E além de defender a representatividade e crer que seu “eu” criança sorriria ao ver o homem que se tornou, o britânico ainda expressou a intenção de inspirar a nova geração de pilotos, com a qual tem dividido cada vez mais a pista na F1 atual.
– Gosto de pensar que quebrei toda regra que alguém colocou nesse esporte em termos de como você tem que viver a vida, como tem que se vestir. Ninguém mais no nosso esporte poderia usar tranças, ou cabelo afro. Mas quando cheguei na pista, criei meio que uma “passarela”. Agora os pilotos podem chegar sendo eles mesmos, se sentindo menos julgados. Espero que esses jovens entendam que há muito poder na voz deles, porque eu não percebi quando comecei – comentou Hamilton.
Lewis Hamilton recebeu título de cidadão honorário do Brasil antes do GP de São Paulo da F1 2022 — Foto: EVARISTO SA/AFP via Getty Images
Confira a entrevista exclusiva com Hamilton na íntegra:
Você é um dos pilotos mais celebrados no Brasil, e agora é até um cidadão honorário. Um dos pontos altos do seu relacionamento com o país aconteceu em 2021, quando pegou a bandeira após vencer em Interlagos. O que passou pela sua cabeça no momento?

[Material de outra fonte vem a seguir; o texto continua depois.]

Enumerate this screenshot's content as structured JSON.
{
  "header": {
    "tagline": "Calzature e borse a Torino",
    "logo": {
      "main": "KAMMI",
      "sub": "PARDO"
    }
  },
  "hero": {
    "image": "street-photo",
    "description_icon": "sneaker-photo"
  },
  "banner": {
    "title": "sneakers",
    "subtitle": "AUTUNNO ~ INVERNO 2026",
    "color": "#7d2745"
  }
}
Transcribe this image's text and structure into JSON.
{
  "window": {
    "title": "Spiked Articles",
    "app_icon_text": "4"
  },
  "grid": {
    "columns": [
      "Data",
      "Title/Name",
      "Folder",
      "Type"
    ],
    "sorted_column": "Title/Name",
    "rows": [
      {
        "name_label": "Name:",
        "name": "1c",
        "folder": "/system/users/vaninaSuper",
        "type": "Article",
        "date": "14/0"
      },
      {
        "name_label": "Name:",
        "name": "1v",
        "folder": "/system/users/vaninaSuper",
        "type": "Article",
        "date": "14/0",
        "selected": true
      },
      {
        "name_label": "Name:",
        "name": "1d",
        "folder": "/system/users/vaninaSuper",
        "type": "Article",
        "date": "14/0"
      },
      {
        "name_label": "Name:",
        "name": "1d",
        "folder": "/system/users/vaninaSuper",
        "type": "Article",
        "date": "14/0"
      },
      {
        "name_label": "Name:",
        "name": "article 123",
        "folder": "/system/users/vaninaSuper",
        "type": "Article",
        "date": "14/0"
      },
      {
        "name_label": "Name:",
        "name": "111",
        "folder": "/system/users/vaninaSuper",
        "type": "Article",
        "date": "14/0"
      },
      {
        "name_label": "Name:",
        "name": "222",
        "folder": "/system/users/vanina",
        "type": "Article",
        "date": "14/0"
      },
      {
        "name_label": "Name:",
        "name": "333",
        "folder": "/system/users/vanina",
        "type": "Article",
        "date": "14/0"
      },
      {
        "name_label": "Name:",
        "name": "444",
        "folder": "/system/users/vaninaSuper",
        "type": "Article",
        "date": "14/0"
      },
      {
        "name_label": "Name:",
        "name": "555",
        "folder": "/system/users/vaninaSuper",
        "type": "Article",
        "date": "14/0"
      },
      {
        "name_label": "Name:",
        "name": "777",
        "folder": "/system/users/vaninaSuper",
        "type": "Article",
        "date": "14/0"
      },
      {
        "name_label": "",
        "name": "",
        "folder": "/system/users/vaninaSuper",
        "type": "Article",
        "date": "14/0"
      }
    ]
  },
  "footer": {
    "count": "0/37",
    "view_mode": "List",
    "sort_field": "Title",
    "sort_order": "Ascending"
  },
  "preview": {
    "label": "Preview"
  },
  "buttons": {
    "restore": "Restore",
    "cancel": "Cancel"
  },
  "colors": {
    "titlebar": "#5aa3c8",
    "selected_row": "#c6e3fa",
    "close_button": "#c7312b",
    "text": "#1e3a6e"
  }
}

“Ótima pergunta. Acho que é muito difícil explicar o amor que senti. Crescendo na Inglaterra, e com o Brasil tão distante, comecei a acompanhar o Ayrton Senna. Pelos olhos dele, pela paixão que ele tinha, entendi do que o Brasil se trata. Foi quando descobri a bandeira, via a paixão, os torcedores na TV. Vi o documentário dele e todo o amor que havia por ele aqui. Obviamente, vim para cá e disputei corridas. Pude facilmente sentir sua presença, sua aura. Conheci brasileiros antes de chegar à F1, pelo mundo todo, que só falavam do Ayrton.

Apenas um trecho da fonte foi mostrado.